Police: German chat groups trade child sex abuse videos
Authorities in the German state of North Rhine-Westphalia (NRW) are sifting through massive amounts of data after uncovering a vast online network in which suspects shared images of sexual abuse of children using group messaging chats. The largest such group had 1,800 members, police say.
The prosecutor’s office in Cologne told DW that authorities are currently investigating 15 suspects in NRW and that the victims range in age from 12 months to 14 years.
Media report that many of the victims are believed to be the children or stepchildren of the group chat participants.
So far, at least eight men have been arrested and charged with sexually abusing children and distributing images of exploitation online — but authorities say that figure only scratches the surface.
“It’s not yet possible to even estimate how big the case will be,” Frank Hoever, the director of the NRW state criminal police office, told the Rheinische Post newspaper.
Hoever said the number of perpetrators and victims would continue to rise as authorities evaluated the evidence gathered from suspects’ homes.
The amount of data is so large that police have had to hire external “evaluators” to review all the picture and video evidence.
“We have to be able to tell from the pictures whether abuse is still taking place. That’s why we have to comprehensively evaluate the data, even if only 30% of the data would be enough for the prosecutor’s office to charge a suspect,” Hoever told the newspaper.
The case began on October 22 with the arrest of a 42-year-old man who was suspected of sexually abusing children and uploading videos of the abuse online.
While searching his home in the western city of Bergisch Gladbach, police found large amounts of videos and pictures — even using dogs specially trained to sniff out digital storage devices that were hidden in the suspect’s backyard.
Prosecutors told DW that at least 7 terabytes of data were recovered at the suspect’s house.
Police came across the group chats while searching the man’s cellphone. Using messaging apps, hundreds of group members shared images and videos.
A slew of arrests across the state of NRW soon followed, with police detaining seven men in towns near Aachen, Duisburg, Cologne, Dortmund and Düsseldorf.
As the scope of the network continued to grow, investigations spread across Germany, and two other men were arrested.
Police went public with the case at the end of October, although the scale of the investigation only began to become clear to the public in November.
The case raises several questions, including how such large chat groups could slip under the radar of authorities and how they can shut down those groups in the future.
Sven Schneider, the head of NRW’s cybercrime unit, told the Rheinische Post that it is difficult for police to gain access to such chat groups without first uploading pictures or videos of their own.
Schneider welcomed plans that would change the law to allow police to use fake images of abuse to gain trust with such networks.
“We are not allowed to — and of course don’t want to — use real pictures,” Shneider told the newspaper. “Computer-generated images currently constitute a crime, and legally we are currently not allowed to use them.”
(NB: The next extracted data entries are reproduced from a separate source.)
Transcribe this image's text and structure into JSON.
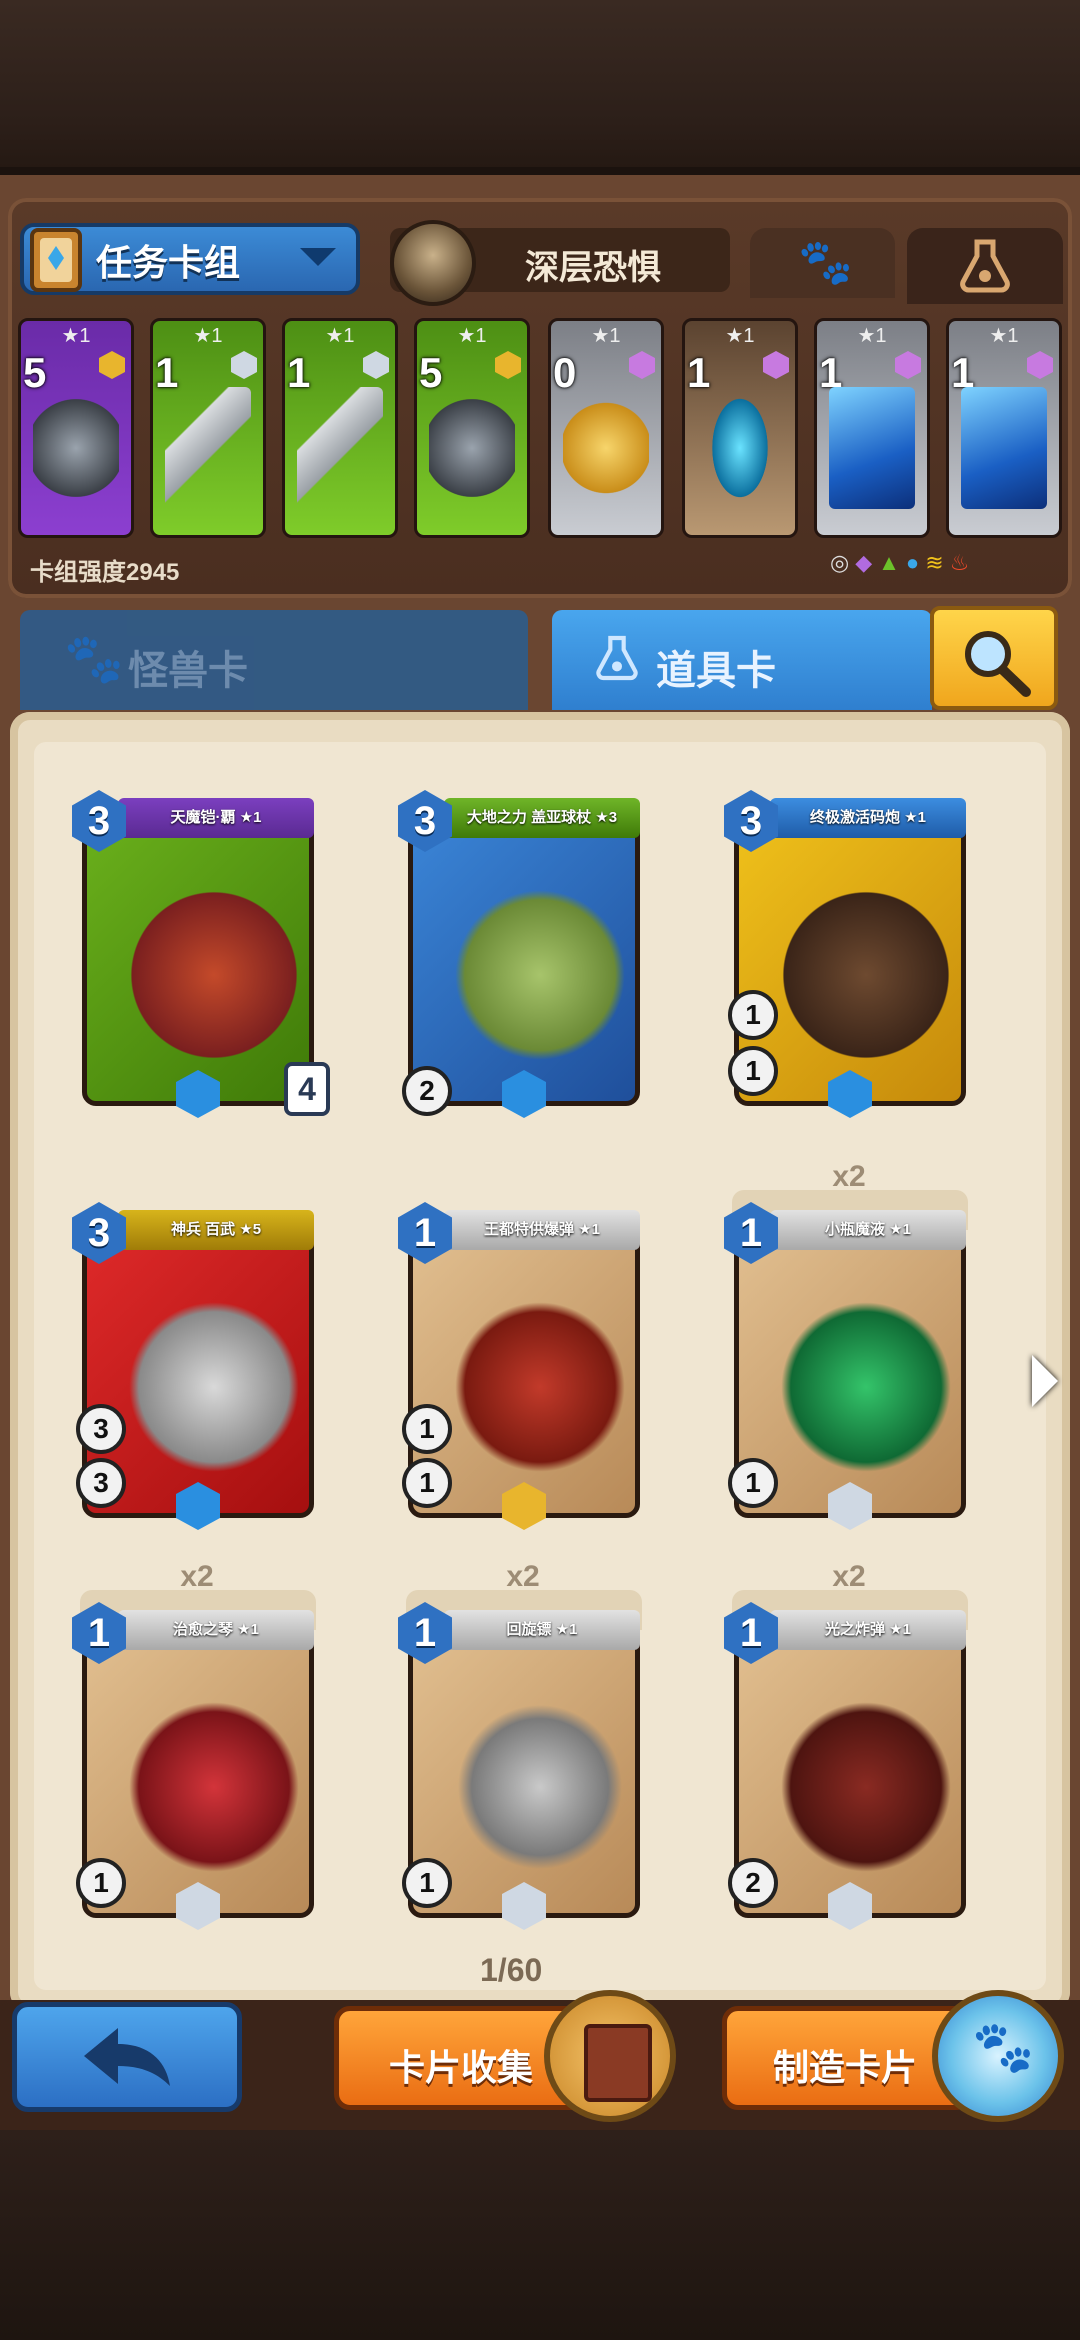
{
  "deck": {
    "selector_label": "任务卡组",
    "title": "深层恐惧",
    "strength": "卡组强度2945",
    "slots": [
      {
        "stars": "★1",
        "count": "5",
        "color": "purple",
        "gem": "#e8b52d"
      },
      {
        "stars": "★1",
        "count": "1",
        "color": "green",
        "gem": "#cfd8e3"
      },
      {
        "stars": "★1",
        "count": "1",
        "color": "green",
        "gem": "#cfd8e3"
      },
      {
        "stars": "★1",
        "count": "5",
        "color": "green",
        "gem": "#e8b52d"
      },
      {
        "stars": "★1",
        "count": "0",
        "color": "grey",
        "gem": "#c77ae0"
      },
      {
        "stars": "★1",
        "count": "1",
        "color": "tan",
        "gem": "#c77ae0"
      },
      {
        "stars": "★1",
        "count": "1",
        "color": "grey",
        "gem": "#c77ae0"
      },
      {
        "stars": "★1",
        "count": "1",
        "color": "grey",
        "gem": "#c77ae0"
      }
    ]
  },
  "tabs": {
    "monster": "怪兽卡",
    "item": "道具卡"
  },
  "cards": [
    {
      "name": "天魔铠·覇 ★1",
      "cost": "3",
      "frame": "green",
      "banner": "purple",
      "bl1": "",
      "bl2": "",
      "badge": "4",
      "dup": ""
    },
    {
      "name": "大地之力 盖亚球杖 ★3",
      "cost": "3",
      "frame": "blue",
      "banner": "green",
      "bl1": "",
      "bl2": "2",
      "badge": "",
      "dup": ""
    },
    {
      "name": "终极激活码炮 ★1",
      "cost": "3",
      "frame": "yellow",
      "banner": "blue",
      "bl1": "1",
      "bl2": "1",
      "badge": "",
      "dup": ""
    },
    {
      "name": "神兵 百武 ★5",
      "cost": "3",
      "frame": "red",
      "banner": "yellow",
      "bl1": "3",
      "bl2": "3",
      "badge": "",
      "dup": ""
    },
    {
      "name": "王都特供爆弹 ★1",
      "cost": "1",
      "frame": "tan",
      "banner": "grey",
      "bl1": "1",
      "bl2": "1",
      "badge": "",
      "dup": ""
    },
    {
      "name": "小瓶魔液 ★1",
      "cost": "1",
      "frame": "tan",
      "banner": "grey",
      "bl1": "",
      "bl2": "1",
      "badge": "",
      "dup": "x2"
    },
    {
      "name": "治愈之琴 ★1",
      "cost": "1",
      "frame": "tan",
      "banner": "grey",
      "bl1": "",
      "bl2": "1",
      "badge": "",
      "dup": "x2"
    },
    {
      "name": "回旋镖 ★1",
      "cost": "1",
      "frame": "tan",
      "banner": "grey",
      "bl1": "",
      "bl2": "1",
      "badge": "",
      "dup": "x2"
    },
    {
      "name": "光之炸弹 ★1",
      "cost": "1",
      "frame": "tan",
      "banner": "grey",
      "bl1": "",
      "bl2": "2",
      "badge": "",
      "dup": "x2"
    }
  ],
  "pager": "1/60",
  "buttons": {
    "collection": "卡片收集",
    "craft": "制造卡片"
  },
  "colors": {
    "accent_blue": "#2f7fcf",
    "accent_orange": "#ea6d13",
    "parchment": "#f0e6d2"
  }
}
Fake images could help police gain access to forums, but the practice is currently illegal
Authorities under fire
Local authorities have been heavily criticized for not acting sooner to detain one of the suspects despite having information about abuse months in advance.
The suspect in question, a 26-year-old, was arrested just days after the first man in late October — despite having admitted to police in June and July that he’d looked at images of child sexual abuse and saying he had abused his own children multiple times, the public broadcaster WDR reports.
The prosecutor’s office in the town of Kleve was given the evidence by police this summer, but officials deemed the information insufficient to justify issuing an arrest warrant or searching the suspect’s house.
In an internal report seen by WDR, authorities claimed that the prosecutor’s office was severely understaffed and overwhelmed with cases at the time.
It’s the second major child pornography case this year to erupt in Germany, following the discovery of widespread child sex abuse at a campsite in the small town of Lügde, which is also located in NRW.
State authorities are still reeling from mistakes made in the campsite case, in which police lost evidence and child services looked the other way.